Totaling more than 1,500 prints and eight drawings, the Pendexter collection expands the breadth of Bowdoin’s already rich print holdings, increasing them by 20 percent. The gift features masterpieces by artists such as Albrecht Dürer, Rembrandt van Rijn, Édouard Manet and Giorgio Morandi, among many others, and multiple works by Hendrick Goltzius and Honoré Daumier.
Among the highlights are rare first editions of Francisco de Goya’s Disasters of War and Proverbios series, dating from the early 19th century.

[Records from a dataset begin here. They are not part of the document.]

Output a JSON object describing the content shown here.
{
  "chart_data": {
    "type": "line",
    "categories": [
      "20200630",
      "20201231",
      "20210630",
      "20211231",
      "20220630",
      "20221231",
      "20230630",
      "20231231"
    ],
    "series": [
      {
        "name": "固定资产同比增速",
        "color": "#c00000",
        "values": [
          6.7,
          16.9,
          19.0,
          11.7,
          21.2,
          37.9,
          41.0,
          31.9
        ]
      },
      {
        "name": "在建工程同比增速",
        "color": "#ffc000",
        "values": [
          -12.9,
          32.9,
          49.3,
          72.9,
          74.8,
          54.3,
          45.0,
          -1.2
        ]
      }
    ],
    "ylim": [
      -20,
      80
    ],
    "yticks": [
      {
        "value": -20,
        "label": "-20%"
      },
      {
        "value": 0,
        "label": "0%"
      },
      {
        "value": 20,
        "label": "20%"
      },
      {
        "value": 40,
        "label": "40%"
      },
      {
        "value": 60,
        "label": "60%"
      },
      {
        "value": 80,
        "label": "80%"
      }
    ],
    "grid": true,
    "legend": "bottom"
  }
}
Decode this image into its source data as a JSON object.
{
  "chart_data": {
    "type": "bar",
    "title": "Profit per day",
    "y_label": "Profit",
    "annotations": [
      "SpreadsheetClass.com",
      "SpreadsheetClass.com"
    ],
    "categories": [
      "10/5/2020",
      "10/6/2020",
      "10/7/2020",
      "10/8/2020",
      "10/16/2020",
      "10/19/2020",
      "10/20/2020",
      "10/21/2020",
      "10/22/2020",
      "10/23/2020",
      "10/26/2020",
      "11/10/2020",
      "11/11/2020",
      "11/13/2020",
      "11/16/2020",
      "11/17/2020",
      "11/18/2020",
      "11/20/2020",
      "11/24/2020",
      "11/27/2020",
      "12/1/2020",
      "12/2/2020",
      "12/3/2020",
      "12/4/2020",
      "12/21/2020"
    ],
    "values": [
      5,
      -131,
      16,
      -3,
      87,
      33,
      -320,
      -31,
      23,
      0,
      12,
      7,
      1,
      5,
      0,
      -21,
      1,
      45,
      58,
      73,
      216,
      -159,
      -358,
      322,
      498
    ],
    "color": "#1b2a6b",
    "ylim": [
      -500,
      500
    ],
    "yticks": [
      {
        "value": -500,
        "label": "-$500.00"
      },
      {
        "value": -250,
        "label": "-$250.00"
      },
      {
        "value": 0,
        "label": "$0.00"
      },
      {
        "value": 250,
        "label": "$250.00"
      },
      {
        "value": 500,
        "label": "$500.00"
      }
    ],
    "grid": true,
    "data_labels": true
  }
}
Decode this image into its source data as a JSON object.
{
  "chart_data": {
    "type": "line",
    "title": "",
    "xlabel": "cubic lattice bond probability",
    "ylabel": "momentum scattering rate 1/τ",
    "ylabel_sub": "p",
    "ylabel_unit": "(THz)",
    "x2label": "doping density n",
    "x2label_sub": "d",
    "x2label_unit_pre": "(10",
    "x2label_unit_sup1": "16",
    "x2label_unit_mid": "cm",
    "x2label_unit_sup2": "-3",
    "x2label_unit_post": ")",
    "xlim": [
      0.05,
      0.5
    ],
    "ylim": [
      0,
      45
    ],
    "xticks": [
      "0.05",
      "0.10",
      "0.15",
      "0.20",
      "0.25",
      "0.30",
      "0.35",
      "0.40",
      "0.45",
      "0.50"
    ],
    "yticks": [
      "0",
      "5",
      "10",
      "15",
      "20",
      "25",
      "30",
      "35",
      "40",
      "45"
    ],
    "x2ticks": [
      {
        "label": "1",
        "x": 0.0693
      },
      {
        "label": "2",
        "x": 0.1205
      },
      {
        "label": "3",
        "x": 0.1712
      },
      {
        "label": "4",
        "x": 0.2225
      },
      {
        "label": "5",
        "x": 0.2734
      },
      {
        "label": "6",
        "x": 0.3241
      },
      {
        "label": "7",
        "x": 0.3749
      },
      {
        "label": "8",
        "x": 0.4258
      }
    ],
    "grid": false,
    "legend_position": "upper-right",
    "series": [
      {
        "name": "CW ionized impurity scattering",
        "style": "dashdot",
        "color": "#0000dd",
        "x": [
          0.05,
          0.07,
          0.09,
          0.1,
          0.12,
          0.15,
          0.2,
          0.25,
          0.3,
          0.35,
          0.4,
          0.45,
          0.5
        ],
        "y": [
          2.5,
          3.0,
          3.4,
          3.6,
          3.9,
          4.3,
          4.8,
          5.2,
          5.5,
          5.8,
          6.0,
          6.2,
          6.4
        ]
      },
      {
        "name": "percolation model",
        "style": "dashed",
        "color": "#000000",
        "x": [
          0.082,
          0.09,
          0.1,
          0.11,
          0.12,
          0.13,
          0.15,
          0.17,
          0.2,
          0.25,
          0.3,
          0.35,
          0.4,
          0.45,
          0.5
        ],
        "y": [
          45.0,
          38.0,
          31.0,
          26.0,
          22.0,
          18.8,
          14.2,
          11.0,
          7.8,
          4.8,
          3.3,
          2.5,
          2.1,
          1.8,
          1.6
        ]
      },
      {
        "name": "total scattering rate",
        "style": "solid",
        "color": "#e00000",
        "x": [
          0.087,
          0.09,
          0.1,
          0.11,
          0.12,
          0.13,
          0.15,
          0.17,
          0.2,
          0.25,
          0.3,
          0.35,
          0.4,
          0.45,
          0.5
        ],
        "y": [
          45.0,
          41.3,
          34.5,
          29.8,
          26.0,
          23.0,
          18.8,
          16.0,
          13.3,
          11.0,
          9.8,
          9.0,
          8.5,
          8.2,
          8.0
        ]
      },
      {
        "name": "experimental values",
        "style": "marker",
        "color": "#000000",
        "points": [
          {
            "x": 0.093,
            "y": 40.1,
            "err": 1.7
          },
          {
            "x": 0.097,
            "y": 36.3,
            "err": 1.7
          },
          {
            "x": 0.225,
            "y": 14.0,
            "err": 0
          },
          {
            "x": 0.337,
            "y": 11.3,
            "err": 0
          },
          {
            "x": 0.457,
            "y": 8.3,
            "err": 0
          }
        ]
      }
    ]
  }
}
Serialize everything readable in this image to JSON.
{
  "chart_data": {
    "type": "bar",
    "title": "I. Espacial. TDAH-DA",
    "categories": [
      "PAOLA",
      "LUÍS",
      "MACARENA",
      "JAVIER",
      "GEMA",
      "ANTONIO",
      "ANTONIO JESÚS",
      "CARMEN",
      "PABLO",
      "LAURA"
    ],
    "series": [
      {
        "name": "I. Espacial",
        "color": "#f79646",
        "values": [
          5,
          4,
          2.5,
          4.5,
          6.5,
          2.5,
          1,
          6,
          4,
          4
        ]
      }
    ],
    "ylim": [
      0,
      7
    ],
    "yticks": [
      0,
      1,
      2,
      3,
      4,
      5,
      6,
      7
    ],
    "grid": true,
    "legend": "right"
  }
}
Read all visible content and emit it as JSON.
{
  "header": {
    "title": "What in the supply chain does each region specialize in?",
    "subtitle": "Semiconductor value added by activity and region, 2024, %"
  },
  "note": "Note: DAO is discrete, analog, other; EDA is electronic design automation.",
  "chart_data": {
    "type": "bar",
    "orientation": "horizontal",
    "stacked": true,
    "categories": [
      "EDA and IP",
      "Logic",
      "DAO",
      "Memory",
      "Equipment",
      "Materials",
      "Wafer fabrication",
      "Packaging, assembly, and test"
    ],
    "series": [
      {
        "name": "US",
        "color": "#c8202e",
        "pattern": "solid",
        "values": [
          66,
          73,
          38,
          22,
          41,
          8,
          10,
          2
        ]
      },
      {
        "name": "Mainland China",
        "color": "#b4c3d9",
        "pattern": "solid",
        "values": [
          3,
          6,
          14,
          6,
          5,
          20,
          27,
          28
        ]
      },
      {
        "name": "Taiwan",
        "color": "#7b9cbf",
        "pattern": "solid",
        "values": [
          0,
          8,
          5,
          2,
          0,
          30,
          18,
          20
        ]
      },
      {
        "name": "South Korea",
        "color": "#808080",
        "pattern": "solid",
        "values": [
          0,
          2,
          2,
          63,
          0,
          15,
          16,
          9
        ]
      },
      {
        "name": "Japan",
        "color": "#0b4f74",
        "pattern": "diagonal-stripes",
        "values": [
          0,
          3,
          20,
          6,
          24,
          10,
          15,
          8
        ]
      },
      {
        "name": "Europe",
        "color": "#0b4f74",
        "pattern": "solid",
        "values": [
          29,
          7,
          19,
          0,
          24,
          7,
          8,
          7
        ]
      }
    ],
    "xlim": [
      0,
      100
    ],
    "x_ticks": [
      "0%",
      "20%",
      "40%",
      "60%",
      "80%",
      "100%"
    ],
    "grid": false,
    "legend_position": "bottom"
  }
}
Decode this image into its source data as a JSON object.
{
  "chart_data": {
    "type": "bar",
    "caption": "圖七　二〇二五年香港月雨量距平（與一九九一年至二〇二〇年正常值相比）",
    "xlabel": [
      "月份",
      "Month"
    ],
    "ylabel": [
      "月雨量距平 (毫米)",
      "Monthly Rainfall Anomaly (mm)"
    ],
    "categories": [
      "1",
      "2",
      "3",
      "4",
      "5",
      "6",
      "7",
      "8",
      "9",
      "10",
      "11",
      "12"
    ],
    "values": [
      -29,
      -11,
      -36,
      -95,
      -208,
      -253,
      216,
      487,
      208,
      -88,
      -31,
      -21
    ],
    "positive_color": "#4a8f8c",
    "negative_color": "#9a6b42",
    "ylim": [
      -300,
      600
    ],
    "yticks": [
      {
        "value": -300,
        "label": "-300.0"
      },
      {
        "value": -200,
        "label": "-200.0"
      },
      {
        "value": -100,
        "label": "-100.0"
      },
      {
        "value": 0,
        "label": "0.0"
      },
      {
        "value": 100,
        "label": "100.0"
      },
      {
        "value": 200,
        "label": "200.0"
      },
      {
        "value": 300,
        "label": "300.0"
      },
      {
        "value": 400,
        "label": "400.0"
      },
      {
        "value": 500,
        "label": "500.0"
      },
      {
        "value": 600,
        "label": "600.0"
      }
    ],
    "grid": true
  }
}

Consideration for the future of his prints prompted Mr. Pendexter to give his collection to the Bowdoin College Museum of Art. He has always applauded the Museum’s commitment to the collecting and study of prints, an area of focus cultivated by previous directors Katharine Watson and Katy Kline, and continued by Kevin Salatino, current director of the Bowdoin College Museum of Art and former curator of prints and drawings at the Los Angeles County Museum of Art. Mr. Pendexter sees Bowdoin as a fitting home for his sweeping collection, knowing the valuable resource it will become for teaching and research.
A native of Maine, Charles Pendexter is a retired research geologist for the Exxon Corporation. Over the course of his career he traveled widely, collecting master prints in cities around the world for the next 50 years.
David Becker, print curator, fellow collector, and Museum donor, enthused, “Charles’s gift is remarkably wide-ranging, adding immeasurably to the reach of the Museum’s holdings.” He noted that Mr. Pendexter has a “deep love and knowledge of prints that is revealed in the depth of his vision, especially in such favorite themes as the pastoral landscape tradition, or the muscular forms and movement of European baroque printmaking.”
Museum Director Salatino said, “Charles’s prints join rich holdings of works on paper at Bowdoin, now made exponentially richer by the generosity of one remarkable man. This truly outstanding gift is an exemplary act of selflessness that recognizes that a great collection is greatest when kept intact, and when shared with the largest possible audience.”
Highlights from this gift will be showcased in the summer exhibition Scratching the Surface: Master Prints from the Charles Pendexter Collection, on view in the Becker Gallery, June 16–August 29, 2010.